Peine Perdue : retour vers le no future
C’est la symbiose télépathique qui agrège le dialogue synthés/voix de Peine Perdue. Coco Gallo et Stéphane Argillet : enfance à Lourdes et formation de graphiste pour elle, origines suédoises, artiste expatrié à Berlin et membre du trio La Chatte pour lui, se sont rencontrés à Paris par l’intermédiaire d’amis : « Notre amitié s’est construite autour de ce projet musical », commence Coco. « Au début, on jouait aux cadavres exquis, on faisait de la poésie improvisée, continue Stéphane. Quand on a vu que des textes intéressants émergeaient, j’ai proposé de les mettre en musique. » Descendants spirituels de Siouxsie and the Banshees, ces esthètes corps et âme s’insinuent dans les têtes et noircissent les consciences avec un rock décharné, constellé de tâches électroniques sous une lumière blafarde. No Souvenir est un ready-made habile répertoriant pour mieux les distordre tous les tics de la coldwave, ses fétiches ne dépassant que rarement les brumes de l’an 80. Le mystère qui entoure ce premier album évoque plus l’univers vicieux d’un Suicide que la mollesse d’un Tears For Fears ou le cabaret kitsch d’un Soft Cell.

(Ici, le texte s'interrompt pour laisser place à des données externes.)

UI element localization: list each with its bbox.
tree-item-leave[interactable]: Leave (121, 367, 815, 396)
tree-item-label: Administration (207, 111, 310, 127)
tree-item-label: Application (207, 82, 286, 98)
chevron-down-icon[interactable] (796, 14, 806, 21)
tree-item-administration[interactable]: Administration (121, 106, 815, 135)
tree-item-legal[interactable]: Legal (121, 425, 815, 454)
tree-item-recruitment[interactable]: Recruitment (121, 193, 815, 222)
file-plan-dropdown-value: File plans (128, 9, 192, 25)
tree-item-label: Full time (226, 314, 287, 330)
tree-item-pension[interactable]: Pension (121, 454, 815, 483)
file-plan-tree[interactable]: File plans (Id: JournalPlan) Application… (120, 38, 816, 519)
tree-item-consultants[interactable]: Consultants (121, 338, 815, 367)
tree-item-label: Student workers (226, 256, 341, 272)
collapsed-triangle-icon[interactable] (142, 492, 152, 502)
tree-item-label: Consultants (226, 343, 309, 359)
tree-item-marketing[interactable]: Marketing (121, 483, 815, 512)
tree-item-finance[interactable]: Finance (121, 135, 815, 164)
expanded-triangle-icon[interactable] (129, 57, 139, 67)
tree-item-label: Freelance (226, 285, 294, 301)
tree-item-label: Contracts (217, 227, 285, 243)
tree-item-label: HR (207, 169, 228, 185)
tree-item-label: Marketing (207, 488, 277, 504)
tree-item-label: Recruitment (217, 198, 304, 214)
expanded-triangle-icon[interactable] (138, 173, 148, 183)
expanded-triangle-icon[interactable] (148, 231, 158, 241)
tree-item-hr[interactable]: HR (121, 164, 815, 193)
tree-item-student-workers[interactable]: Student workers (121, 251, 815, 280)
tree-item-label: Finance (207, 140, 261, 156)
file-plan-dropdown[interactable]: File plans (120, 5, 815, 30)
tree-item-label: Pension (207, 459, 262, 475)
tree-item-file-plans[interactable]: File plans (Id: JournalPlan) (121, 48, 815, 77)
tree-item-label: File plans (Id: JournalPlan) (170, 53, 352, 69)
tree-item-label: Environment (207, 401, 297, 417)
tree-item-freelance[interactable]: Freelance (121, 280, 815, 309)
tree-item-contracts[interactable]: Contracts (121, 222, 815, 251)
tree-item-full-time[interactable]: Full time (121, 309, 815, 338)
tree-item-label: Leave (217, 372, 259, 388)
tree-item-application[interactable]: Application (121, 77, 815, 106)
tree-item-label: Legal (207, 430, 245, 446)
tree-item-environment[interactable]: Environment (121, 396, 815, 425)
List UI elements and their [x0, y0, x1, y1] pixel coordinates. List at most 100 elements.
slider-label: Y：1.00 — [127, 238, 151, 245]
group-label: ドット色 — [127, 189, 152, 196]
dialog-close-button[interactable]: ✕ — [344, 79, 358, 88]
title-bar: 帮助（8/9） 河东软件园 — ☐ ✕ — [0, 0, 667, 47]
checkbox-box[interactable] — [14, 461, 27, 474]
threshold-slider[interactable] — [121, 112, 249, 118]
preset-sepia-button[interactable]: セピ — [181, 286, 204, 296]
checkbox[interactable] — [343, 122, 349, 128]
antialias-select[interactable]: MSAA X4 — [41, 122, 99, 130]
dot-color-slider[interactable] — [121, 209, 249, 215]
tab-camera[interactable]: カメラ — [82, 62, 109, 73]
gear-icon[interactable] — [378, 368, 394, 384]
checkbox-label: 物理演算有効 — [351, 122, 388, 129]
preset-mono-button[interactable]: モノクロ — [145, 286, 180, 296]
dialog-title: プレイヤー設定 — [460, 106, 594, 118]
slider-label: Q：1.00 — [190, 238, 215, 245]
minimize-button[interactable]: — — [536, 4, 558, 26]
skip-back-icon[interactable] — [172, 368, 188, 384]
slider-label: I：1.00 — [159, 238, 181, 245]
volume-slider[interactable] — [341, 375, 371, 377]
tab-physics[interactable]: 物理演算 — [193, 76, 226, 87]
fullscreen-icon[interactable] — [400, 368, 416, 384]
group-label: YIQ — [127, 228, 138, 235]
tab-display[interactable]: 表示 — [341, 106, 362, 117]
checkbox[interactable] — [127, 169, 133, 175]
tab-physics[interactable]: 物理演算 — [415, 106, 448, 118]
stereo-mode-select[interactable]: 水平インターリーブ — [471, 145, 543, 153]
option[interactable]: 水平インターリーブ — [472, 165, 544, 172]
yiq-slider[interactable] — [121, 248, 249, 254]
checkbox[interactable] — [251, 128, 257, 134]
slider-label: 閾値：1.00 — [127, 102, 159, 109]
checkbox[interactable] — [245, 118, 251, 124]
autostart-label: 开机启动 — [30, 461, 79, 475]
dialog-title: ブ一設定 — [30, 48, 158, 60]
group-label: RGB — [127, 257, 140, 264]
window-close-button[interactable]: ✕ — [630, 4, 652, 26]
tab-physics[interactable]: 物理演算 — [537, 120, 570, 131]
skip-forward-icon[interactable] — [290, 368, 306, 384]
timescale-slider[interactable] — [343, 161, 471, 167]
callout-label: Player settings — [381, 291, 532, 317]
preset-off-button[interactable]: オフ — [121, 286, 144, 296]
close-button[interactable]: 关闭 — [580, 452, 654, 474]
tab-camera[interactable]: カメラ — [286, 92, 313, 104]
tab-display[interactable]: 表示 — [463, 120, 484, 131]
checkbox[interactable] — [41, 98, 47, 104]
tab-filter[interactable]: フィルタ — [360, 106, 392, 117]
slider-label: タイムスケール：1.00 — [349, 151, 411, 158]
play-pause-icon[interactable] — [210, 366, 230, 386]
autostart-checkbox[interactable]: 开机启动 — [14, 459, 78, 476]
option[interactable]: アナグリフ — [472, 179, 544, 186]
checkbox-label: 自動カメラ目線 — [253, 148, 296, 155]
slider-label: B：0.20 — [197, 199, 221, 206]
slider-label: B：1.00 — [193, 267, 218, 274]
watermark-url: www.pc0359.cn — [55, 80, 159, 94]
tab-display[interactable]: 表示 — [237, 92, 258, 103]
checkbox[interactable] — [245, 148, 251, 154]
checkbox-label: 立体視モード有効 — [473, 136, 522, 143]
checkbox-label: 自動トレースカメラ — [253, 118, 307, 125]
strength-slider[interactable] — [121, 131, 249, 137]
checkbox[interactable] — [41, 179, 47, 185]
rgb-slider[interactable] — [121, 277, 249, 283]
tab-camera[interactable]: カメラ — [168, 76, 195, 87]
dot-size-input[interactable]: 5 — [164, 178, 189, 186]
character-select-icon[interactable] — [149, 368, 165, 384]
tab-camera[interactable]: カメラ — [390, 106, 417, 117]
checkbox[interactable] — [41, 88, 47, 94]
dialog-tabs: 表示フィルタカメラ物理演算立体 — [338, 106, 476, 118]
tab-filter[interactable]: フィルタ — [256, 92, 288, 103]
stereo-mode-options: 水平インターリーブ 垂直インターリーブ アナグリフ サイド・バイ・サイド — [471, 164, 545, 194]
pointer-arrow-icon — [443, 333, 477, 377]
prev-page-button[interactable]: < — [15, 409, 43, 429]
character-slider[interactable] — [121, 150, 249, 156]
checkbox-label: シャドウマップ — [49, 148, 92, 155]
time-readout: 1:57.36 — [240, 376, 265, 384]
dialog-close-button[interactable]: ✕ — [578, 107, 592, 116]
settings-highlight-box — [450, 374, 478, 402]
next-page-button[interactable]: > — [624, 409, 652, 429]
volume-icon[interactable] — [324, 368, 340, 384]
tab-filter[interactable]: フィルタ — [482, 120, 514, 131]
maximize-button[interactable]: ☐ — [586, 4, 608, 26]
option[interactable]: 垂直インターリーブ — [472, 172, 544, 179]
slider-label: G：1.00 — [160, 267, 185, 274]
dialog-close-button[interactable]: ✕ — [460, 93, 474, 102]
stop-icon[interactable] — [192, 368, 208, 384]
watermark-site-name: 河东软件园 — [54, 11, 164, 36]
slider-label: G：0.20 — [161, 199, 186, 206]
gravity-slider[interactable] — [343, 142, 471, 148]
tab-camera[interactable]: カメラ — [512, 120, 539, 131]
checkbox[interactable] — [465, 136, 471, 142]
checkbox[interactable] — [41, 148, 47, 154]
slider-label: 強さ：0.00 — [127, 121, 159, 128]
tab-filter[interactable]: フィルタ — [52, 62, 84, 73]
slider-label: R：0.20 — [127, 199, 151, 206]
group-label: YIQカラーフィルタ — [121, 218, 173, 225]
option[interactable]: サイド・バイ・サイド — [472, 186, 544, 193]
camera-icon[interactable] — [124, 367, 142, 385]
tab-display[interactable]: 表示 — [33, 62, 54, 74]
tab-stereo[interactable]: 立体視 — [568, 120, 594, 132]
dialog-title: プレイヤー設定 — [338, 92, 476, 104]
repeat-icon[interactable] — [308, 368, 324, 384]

Ils laissent néanmoins les tocades goths au placard, en lâchant plus de plumes de dodos que de corbeaux, le tout produit sur un mode électro lo-fi : « Le premier jet est presque toujours le bon. Revenir dix fois sur un morceau n’a rien d’excitant, autant en refaire un autre », explique le beau Nordique peroxydé. Le talk over sorcier de sa nymphe y consume un mélange de détachement et de sensualité capable de vous envoyer vous pendre pour elle et de vous faire trouver ça délicieux. L’inquiétant Parenthèse rappelle l’icône punk parisienne des 70s Edwige Belmore, sa voix pâle, laquelle déborde sur l’élégant Apparition Américaine, qui prouve que le duo trouve parfois l’ouverture de sa camisole et tend davantage à rechercher l’ivresse que la désolation.
Le clap :
Le titre La Chute a été inspiré par la séquence finale du film d’épouvante La Chute de la maison Usher de Jean Epstein (1928).Le glitch :
Un certain gargarisme de la mélancolie militante, sorte de réconfort sans les efforts.
La chanson qui résume votre relation ?
Lovely Day de Front 242. C’est le morceau sur lequel nous nous sommes rencontrés musicalement, nous en avons la même compréhension, et il a accompagné et inspiré nos premières sessions de travail. Il est puissant, exigent, ne vous laisse pas le choix, comme une histoire d’amour, perdue.